食人竜の村 14

「蒸留酒か」

「あらぁ、タジちゃんはもしかして、お酒は苦手ちゃん?」

「いや、ちょっと不思議に思うことがあってな。この村に迎えられる人は全員この蒸留酒を飲む、と言ったが、それは子どもにも飲ませるのか?」

 アエリとトーイは不思議がりながら顔を見合わせて、それから代表してアエリの方が答える。

「掟だから当然よぉ。子どもも大人もみぃんな、そのクアドールちゃんを飲んでニエの村の仲間入りをするの」

 それを聞いて、タジは飲酒のルールが違うことを理解した。この世界では、酒に関する社会のルールがほとんどないのだ。思えば彼らは神と領主の関係さえもごちゃ混ぜにして、力のあるものに服従していることが窺える。

 彼らに課されたルールとは、人間が作り上げて遵守する法ではなく、力の強いものが弱いものを縛りつけるための鎖であり、鎖の届く範囲において彼らは自由を得ているに違いなかった。
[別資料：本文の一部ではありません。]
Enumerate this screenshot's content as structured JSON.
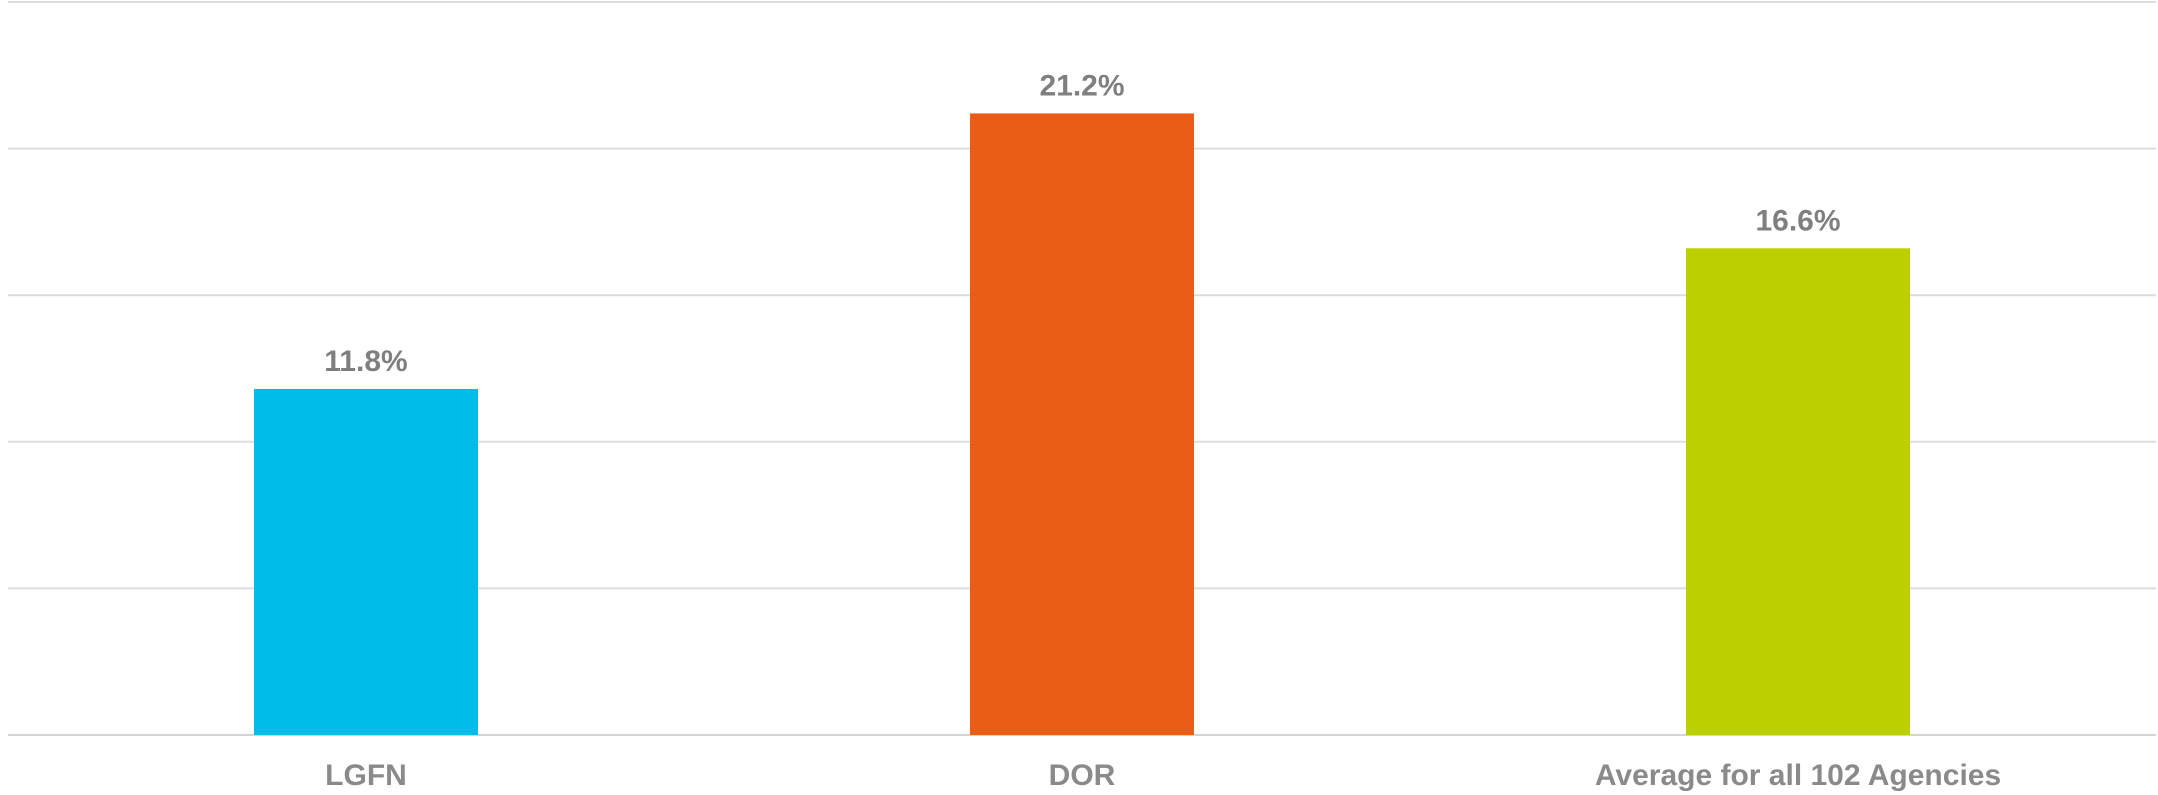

 現実に神の眷属として畏れられる存在がいる以上、その存在に常に脅かされつづけるのがこの村である。であれば、彼らが村長による鐘の音が鳴るまで、家屋の中で冬眠する小動物のようにジッと押し黙っていた理由もタジには理解できた。

「なるほどね」

 ジョッキの中身に映る自分の顔を見つめて、それから一気に蒸留酒をあおった。どこか尖った味。鼻を抜ける風味は初めだいぶキツいアルコール臭がしたが、慣れるとそこに穀物の風味が浮かんでくる。

「これは水で薄めても結構キツいな」

「ちょっと蒸留酒の方を多めに配分していたかも知れません」

 申し訳なさそうにトーイが言った。

「あなたは体が大きいから、てっきりお酒が強いものかと思って」

「トーイちゃんの行為が裏目に出ちゃったのね。もう少し薄めてあげちゃん?」

「いや、これでいい」

「いきなり倒れちゃっちゃ困るちゃんよ?」

「俺の体はそんなにヤワじゃあないんでね。酒が強いからって、負けはしないさ」

 二口で飲み干したタジを見て、アエリは人懐こい笑顔でうなずいた。

「それじゃあ、アタシは残った仕事ちゃんがあるからこれで……の前にィ、タジちゃんにもう一つだけ」

「何か?」

「その服装ちゃんは少しこの村では奇抜ちゃんね。そんなに鮮やかな染色の服ちゃんは、城下町でもなかなか見られないちゃんよ?悪目立ちしちゃうといけないし、トーイちゃんに頼んで、新しい服ちゃんを繕ってもらった方がよいちゃんかも」

 タジの服は、裾やその他一部が焼け焦げているが、ジーンズとTシャツのいつもの服装だった。鮮やかな染色というのは、Tシャツのオレンジ色の事を言っているのだろう。確かにトーイもアエリも、生成りの麻糸で織られた布をまとっている。ジーンズも目立つかもしれない。

「タジさん、私があなたに合うように靴と服と繕いますよ」

 片手を腰にあて、もう片方を胸を叩くようにしてトーイが言った。その自信に満ちた表情は、間抜けにも愛らしくもあった。